Don't ask them what they think of me. Please don't. They'll tell you that, though I wasn't there for long, I made a difference. Truth is, I didn't really. I fought one villain. One! One, compared to hundreds! And that same villain is being taken care of by a nurse, just like I am, right now! We're both totally useless!
I did nothing. I only temporarily halted a flow of endless crimes. No matter how long or how hard we fight, they'll never stop. We'll never achieve victory, because they just won't stop coming. If we kill them (which we don't do), they'll spawn some more. There's no point. We're engaging a war on the villain's home world, where, when their blood touches the ground, more are grown from the other's remains.
Us heroes? You can easily run out of us. We're limited supply. It takes a special kind of person to go out and fight the bad people, and there's only some many of those special people on this world. But deep down? Everyone's a bad person. Even Superman.
Yeah, I know. I'm pessimistic and cynical. I'm, frankly, depressing and saddening. It's torment to listen to my thoughts. I know that's what's going through your mind, even though I can't read your thoughts. Well, ever think that I don't want my thoughts heard, my life story published? I'm just a useless creature now. Why bother with me?
I'm not going to get you out of my head, am I?
No? Didn't think so.
Fine.
My name is Werewolf. I know, it sounds stupid, but there's a reason they call me that. And I'm not telling you my real name, so forget about it. I haven't told anyone my real name. I've been nicknamed "Moxie." I guess that's what you'll refer to me by.
I didn't work for my power, and I wasn't born with it either. I was given it at the age of 15. My mother was poor, so she sold me to a lab for a thousand dollars. She told me that she'd send someone to get me back, but no one ever came.

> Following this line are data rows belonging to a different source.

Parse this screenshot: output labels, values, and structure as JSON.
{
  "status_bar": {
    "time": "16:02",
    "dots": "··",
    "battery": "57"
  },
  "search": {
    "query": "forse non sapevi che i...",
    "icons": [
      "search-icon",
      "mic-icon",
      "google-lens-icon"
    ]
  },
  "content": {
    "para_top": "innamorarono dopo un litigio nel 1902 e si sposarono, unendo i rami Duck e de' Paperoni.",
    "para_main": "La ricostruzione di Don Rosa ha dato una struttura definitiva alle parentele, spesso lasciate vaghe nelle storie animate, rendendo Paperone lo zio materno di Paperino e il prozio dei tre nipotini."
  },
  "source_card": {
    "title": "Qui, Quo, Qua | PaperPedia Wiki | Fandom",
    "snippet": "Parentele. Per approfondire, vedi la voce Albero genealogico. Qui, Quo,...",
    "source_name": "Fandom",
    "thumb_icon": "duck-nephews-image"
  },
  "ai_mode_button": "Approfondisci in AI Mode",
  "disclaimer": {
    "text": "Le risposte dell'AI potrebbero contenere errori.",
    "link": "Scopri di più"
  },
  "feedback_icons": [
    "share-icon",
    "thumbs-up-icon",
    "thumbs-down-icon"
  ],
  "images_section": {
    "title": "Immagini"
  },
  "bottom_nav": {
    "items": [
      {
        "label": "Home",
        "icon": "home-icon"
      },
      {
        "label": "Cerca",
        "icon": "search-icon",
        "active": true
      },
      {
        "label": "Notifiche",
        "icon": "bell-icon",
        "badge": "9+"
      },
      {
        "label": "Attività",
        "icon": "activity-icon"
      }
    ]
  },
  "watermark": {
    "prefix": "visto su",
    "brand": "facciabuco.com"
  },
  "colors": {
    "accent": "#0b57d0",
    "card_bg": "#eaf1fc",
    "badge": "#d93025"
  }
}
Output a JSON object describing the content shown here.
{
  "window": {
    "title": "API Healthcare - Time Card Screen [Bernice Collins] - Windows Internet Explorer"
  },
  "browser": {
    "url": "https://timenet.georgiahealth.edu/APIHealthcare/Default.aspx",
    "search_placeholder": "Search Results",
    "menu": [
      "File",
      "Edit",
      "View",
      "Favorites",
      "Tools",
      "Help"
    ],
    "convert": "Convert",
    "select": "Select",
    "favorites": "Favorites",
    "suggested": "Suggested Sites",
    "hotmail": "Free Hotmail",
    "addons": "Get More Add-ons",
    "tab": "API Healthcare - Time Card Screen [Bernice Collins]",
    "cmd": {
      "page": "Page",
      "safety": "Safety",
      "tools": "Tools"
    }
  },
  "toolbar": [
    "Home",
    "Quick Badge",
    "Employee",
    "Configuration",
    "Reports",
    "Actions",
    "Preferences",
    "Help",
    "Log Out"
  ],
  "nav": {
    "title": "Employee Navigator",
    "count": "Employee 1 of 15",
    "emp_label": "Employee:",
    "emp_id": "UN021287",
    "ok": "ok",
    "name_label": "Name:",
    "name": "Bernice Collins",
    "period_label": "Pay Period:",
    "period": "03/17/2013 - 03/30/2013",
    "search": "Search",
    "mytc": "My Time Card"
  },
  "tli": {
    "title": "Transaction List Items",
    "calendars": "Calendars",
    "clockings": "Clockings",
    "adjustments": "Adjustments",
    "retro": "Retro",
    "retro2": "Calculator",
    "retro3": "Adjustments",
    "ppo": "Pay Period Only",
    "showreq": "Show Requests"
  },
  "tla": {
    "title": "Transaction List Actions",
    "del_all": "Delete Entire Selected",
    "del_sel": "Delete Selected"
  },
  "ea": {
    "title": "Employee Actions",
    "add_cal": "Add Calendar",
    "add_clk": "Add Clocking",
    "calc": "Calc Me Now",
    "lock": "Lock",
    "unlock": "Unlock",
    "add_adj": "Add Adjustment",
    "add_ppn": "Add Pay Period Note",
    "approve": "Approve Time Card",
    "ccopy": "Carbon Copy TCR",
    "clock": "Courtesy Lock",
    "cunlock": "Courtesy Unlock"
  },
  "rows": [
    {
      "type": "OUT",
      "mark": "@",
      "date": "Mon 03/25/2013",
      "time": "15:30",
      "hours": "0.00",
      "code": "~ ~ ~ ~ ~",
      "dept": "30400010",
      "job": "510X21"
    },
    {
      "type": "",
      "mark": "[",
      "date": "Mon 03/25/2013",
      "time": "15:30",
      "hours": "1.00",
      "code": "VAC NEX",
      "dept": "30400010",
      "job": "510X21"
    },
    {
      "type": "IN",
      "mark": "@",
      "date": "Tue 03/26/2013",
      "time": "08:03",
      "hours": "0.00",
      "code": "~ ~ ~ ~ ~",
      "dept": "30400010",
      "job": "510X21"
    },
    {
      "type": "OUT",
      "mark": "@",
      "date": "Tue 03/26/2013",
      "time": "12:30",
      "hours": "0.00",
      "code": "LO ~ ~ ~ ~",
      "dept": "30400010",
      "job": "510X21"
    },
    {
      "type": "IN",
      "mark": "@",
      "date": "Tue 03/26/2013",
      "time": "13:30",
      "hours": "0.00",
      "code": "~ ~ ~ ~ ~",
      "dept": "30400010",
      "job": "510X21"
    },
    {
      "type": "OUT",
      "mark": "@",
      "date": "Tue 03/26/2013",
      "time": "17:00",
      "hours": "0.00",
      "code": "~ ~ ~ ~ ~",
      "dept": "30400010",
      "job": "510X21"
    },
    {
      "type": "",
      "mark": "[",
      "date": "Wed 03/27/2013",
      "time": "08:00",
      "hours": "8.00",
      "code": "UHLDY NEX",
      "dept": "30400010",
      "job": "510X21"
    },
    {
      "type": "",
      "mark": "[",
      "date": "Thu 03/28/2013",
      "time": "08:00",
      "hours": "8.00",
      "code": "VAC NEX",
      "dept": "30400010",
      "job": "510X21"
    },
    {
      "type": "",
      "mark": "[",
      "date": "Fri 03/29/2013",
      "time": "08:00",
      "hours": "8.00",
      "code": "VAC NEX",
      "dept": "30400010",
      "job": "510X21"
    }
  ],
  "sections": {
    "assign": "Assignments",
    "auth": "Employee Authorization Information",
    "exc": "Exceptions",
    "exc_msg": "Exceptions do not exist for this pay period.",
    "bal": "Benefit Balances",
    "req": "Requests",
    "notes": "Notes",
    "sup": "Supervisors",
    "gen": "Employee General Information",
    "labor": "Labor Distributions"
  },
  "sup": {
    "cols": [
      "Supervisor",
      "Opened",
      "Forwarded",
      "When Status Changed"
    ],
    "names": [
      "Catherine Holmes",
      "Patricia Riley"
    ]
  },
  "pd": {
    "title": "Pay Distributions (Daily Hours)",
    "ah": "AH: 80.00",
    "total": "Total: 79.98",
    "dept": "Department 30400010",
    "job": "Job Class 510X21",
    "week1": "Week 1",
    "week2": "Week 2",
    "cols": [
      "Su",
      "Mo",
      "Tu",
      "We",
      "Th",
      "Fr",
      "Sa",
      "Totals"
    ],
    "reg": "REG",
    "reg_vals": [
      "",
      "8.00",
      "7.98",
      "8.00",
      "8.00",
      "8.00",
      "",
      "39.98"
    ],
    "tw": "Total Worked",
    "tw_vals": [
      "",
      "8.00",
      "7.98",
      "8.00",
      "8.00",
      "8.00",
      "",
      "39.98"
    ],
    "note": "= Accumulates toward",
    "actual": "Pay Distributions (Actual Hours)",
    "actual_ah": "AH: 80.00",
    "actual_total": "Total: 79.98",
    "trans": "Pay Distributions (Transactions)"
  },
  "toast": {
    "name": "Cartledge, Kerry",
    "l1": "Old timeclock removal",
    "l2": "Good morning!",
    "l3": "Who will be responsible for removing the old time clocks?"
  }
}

I won't tell you the whole thing, but the end result of the experiment (called Γύρνα,' the Greek word for "turn around," pronounced 'Yur-na') is kind of easy to grasp. It's a bit confusing, so I'll use an example. Someone punches me. A little machine inside my body captures the force of it and converts it to strength for me to use. I then punch the person who punched me, with not only all the force he punched me with but with my strength added. Whatever someone hits me with, I send it right back at 'em. I can do the same with bullets, as they don't pierce my skin. I don't know if it has limits, but I'm done some pretty amazing things with my power.
And, because of that power, I was in the Justice League. I was in it for a year. And this is how it went.